Start by keeping up with regular car maintenance. Each car has an owner’s manual with a schedule of when to take your car in for routine maintenance such as tire rotation, oil changes, and fluid refills. Often, dealerships will charge several hundred for these procedures, when you can have them done for a fraction of that cost.
For example, take tire rotation. At a dealership, this procedure can cost around $60. All that this service is, however, is taking the tires off the car and moving them around the vehicle so that the front tires end up in the back, and vice-versa. Doing this makes the tires last longer because it allows the tires to wear out evenly. Save money by doing this yourself (or with a good friend) in an afternoon. Together, it will probably take about two hours, and is the equivalent of changing four flat tires. If possible, see if your area has a public auto shop with a car lift. While you’re changing the tires, be sure to check the air pressure, and use a free air machine (typically found at a local gas station) to inflate them if needed.

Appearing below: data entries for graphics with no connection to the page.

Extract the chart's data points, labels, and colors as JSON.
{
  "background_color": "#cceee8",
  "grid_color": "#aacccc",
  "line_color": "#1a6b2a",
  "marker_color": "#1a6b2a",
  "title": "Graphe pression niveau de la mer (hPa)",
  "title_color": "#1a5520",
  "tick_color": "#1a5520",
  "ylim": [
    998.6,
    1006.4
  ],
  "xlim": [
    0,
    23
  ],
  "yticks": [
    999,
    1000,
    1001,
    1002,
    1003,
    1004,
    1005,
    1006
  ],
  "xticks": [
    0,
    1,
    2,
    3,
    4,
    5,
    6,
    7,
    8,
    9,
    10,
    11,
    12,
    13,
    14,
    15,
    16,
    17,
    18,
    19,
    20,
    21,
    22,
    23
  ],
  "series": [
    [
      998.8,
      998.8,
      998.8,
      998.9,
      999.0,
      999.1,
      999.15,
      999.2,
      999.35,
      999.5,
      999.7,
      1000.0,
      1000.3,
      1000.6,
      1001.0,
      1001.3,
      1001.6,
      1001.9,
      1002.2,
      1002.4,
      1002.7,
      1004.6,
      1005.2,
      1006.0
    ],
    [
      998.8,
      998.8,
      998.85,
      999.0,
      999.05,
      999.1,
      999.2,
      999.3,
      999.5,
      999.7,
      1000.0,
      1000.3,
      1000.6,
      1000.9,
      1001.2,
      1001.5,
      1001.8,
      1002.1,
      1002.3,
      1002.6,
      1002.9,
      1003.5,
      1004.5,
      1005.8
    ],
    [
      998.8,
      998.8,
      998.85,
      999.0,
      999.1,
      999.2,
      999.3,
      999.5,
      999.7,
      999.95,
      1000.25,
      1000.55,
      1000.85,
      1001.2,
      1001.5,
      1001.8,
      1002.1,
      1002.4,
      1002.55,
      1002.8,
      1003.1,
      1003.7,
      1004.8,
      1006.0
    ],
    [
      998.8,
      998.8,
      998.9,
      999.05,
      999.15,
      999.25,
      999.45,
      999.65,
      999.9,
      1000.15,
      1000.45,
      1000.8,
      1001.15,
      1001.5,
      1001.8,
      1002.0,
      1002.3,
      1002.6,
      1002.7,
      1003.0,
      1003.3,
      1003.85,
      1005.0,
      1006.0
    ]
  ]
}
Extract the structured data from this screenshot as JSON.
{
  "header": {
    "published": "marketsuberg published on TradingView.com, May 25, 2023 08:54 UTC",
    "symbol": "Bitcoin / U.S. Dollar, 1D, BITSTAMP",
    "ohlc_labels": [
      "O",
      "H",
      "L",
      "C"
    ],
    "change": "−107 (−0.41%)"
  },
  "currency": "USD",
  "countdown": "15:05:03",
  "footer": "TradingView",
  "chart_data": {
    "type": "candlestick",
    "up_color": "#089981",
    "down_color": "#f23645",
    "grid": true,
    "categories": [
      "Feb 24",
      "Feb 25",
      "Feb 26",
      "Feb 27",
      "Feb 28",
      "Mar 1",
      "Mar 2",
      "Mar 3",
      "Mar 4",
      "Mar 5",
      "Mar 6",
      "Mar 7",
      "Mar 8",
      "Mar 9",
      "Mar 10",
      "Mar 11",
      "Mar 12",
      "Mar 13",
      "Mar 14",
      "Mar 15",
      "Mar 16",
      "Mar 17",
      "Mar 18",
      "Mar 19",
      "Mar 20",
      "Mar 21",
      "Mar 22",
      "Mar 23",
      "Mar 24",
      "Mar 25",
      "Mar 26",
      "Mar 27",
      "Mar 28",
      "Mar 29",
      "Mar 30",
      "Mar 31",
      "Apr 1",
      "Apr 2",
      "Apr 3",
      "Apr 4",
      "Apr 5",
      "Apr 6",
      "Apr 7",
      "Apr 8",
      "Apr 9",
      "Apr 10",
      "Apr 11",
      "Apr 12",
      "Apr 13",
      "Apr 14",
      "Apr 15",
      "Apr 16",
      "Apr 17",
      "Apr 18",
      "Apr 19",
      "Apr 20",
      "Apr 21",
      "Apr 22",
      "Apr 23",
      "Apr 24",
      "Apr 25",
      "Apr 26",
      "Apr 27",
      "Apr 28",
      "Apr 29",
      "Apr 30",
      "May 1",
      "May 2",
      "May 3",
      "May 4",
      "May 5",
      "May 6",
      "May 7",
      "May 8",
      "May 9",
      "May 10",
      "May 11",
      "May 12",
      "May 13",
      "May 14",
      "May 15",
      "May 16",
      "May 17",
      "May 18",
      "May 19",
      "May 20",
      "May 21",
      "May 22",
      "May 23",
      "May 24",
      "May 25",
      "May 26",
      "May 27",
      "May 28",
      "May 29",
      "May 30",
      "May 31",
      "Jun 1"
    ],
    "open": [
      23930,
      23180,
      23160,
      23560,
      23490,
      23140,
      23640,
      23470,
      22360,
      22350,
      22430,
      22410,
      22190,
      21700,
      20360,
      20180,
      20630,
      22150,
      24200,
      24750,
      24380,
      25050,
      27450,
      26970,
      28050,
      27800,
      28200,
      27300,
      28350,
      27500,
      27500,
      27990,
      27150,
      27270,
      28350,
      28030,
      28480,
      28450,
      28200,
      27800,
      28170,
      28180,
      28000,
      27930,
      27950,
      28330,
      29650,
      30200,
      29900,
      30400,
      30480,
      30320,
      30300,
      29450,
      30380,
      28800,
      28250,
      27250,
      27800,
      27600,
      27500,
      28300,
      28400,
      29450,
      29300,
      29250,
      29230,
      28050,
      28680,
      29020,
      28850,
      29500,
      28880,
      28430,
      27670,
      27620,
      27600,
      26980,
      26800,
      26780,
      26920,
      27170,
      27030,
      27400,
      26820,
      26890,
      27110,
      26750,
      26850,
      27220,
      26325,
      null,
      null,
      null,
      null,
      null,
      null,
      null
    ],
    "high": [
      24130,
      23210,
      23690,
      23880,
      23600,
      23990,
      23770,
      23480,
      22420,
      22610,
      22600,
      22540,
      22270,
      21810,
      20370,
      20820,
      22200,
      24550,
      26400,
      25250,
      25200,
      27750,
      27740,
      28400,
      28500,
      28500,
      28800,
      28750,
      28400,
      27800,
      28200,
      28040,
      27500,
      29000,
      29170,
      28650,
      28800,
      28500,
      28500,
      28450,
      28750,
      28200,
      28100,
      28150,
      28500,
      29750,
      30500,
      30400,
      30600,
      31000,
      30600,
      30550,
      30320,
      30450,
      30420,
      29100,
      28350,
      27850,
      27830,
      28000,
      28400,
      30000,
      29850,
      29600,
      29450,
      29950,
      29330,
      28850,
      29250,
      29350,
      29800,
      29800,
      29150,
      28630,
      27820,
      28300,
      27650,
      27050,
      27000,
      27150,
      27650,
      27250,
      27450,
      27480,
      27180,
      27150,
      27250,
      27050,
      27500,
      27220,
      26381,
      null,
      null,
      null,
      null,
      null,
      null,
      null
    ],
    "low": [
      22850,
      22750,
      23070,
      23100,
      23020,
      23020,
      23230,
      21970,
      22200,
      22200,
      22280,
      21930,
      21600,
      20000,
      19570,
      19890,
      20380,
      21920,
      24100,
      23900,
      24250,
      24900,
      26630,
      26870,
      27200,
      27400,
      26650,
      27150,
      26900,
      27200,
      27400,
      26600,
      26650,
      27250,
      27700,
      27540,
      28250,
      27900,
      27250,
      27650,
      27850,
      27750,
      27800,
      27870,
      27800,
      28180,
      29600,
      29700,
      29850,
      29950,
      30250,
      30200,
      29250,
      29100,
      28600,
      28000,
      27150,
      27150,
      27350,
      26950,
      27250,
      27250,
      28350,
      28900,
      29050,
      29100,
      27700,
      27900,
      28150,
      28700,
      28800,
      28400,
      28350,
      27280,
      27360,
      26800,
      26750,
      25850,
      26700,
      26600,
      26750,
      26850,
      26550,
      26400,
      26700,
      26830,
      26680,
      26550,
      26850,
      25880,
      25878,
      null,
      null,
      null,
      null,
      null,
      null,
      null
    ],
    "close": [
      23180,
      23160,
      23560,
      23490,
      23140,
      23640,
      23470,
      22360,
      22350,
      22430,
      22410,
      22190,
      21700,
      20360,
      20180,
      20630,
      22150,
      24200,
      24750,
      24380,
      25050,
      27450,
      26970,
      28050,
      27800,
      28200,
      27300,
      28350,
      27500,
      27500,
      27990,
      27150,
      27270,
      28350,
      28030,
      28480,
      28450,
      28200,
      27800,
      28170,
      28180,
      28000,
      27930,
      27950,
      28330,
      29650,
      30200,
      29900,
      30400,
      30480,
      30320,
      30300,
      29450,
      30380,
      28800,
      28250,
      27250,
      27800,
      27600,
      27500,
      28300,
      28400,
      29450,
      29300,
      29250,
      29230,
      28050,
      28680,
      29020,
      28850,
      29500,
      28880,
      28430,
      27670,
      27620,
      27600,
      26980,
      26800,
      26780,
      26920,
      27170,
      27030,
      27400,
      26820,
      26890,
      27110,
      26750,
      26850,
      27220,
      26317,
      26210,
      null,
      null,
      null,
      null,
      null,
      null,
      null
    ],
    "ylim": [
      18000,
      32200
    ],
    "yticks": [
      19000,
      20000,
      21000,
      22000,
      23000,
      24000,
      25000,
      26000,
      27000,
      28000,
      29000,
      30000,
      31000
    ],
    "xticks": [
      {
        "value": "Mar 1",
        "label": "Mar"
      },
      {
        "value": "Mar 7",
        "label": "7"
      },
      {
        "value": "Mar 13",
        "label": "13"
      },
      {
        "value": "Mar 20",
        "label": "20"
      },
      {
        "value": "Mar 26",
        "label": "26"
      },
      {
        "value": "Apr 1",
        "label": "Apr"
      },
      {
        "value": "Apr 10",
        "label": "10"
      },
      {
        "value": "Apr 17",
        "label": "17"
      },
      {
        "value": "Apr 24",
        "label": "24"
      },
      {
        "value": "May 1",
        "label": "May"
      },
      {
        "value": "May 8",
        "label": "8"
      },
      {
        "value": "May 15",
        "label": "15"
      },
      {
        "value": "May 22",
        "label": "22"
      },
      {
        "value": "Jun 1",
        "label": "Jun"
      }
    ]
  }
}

Changing and topping off the fluids in your car can typically cost between $40 and $200 depending on the fluids that need to be changed. This is probably the easiest thing to do yourself on a car. Make sure you have enough anti-freeze, windshield washing fluid and engine coolant every time you change your car’s oil. Your car needs an oil change at least once a year, even if you haven’t put enough miles on the car to meet the standards required by your car’s manufacturer on when to change the oil. Learn to do this service yourself, or look for specials on this service at your local automotive mechanic’s shop in order to save money. All of the other fluids can be purchased fairly cheaply from your local auto parts store, and replacing them requires you to take off the cap and pour.

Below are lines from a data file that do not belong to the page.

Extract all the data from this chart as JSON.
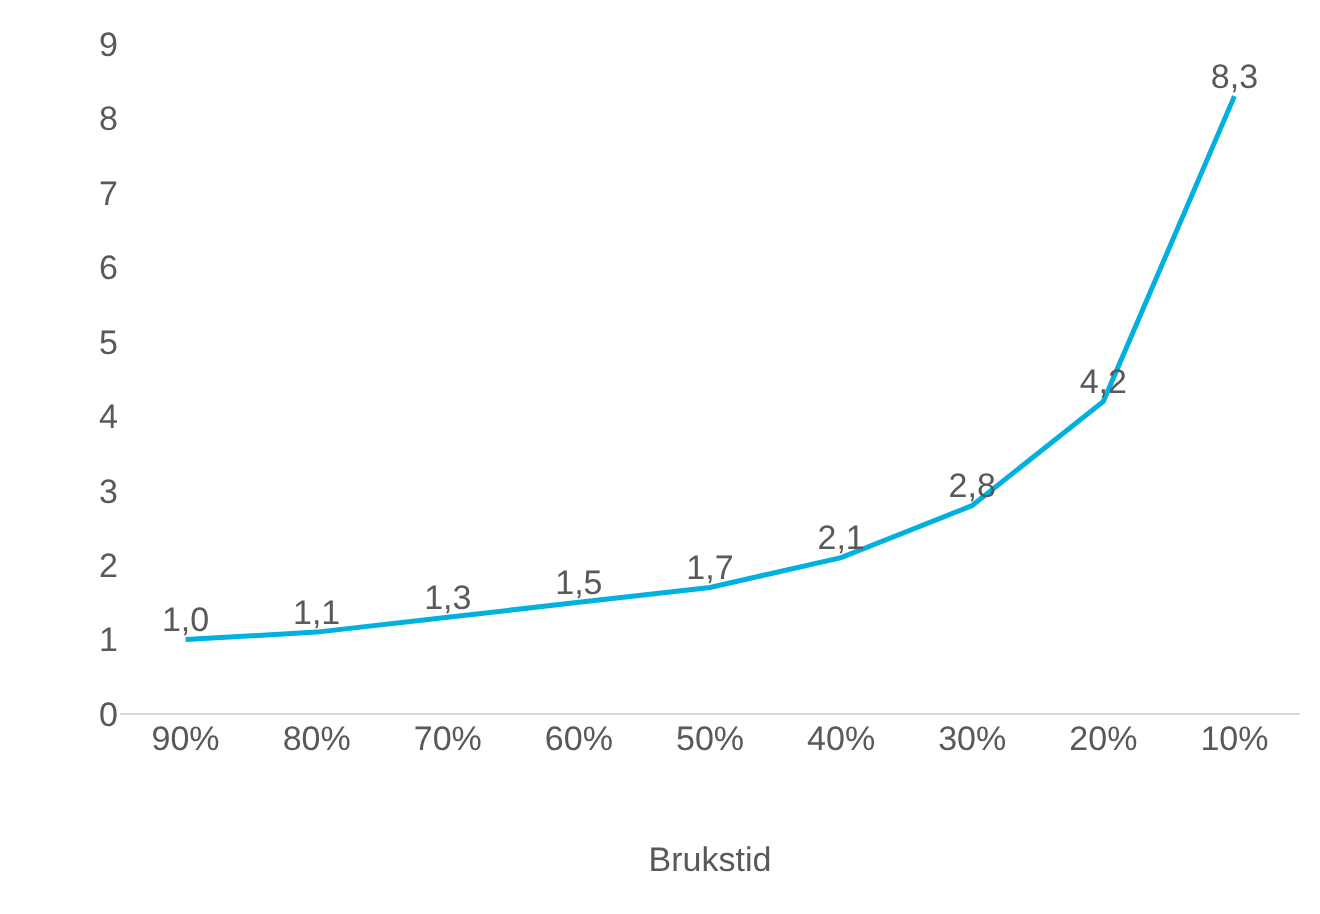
{
  "chart_data": {
    "type": "line",
    "xlabel": "Brukstid",
    "categories": [
      "90%",
      "80%",
      "70%",
      "60%",
      "50%",
      "40%",
      "30%",
      "20%",
      "10%"
    ],
    "values": [
      1.0,
      1.1,
      1.3,
      1.5,
      1.7,
      2.1,
      2.8,
      4.2,
      8.3
    ],
    "value_labels": [
      "1,0",
      "1,1",
      "1,3",
      "1,5",
      "1,7",
      "2,1",
      "2,8",
      "4,2",
      "8,3"
    ],
    "color": "#00b0de",
    "marker": "none",
    "line_style": "solid",
    "grid": false,
    "legend": false,
    "ylim": [
      0,
      9
    ],
    "yticks": [
      0,
      1,
      2,
      3,
      4,
      5,
      6,
      7,
      8,
      9
    ]
  }
}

For larger maintenance issues, plan to take the car to a local mechanic. While plenty of people save a lot of money by doing all of their own maintenance work, larger issues should be left up to skilled professionals unless the car owner has some experience. When visiting a mechanic, be aware of a few techniques that car mechanics use to “upsell” or pad the bill.
First, be aware of paying for any parts or service on items that are “about to wear out” Check your car’s maintenance manual for a schedule of when parts such as timing belts are supposed to be replaced, and ask to see the parts that need to be replaced.
Finally, be aware of services that you probably don’t need. Services such as throttle body cleaning, wheel balancing, and power steering fluid flushes aren’t actually needed by many new cars on the road today. Refuse these services on your car, and look for a new mechanic when they’re offered.
Of course, always look for deals and specials on maintenance that you will need to pay someone else to do for you, and realize that the quote given by many mechanics can be negotiated. Some people save money by buying the parts themselves from a local auto shop then simply paying a mechanic for labor to install them.
Car maintenance does not have to be a budget buster, as long as you follow these simple rules to keep your costs down.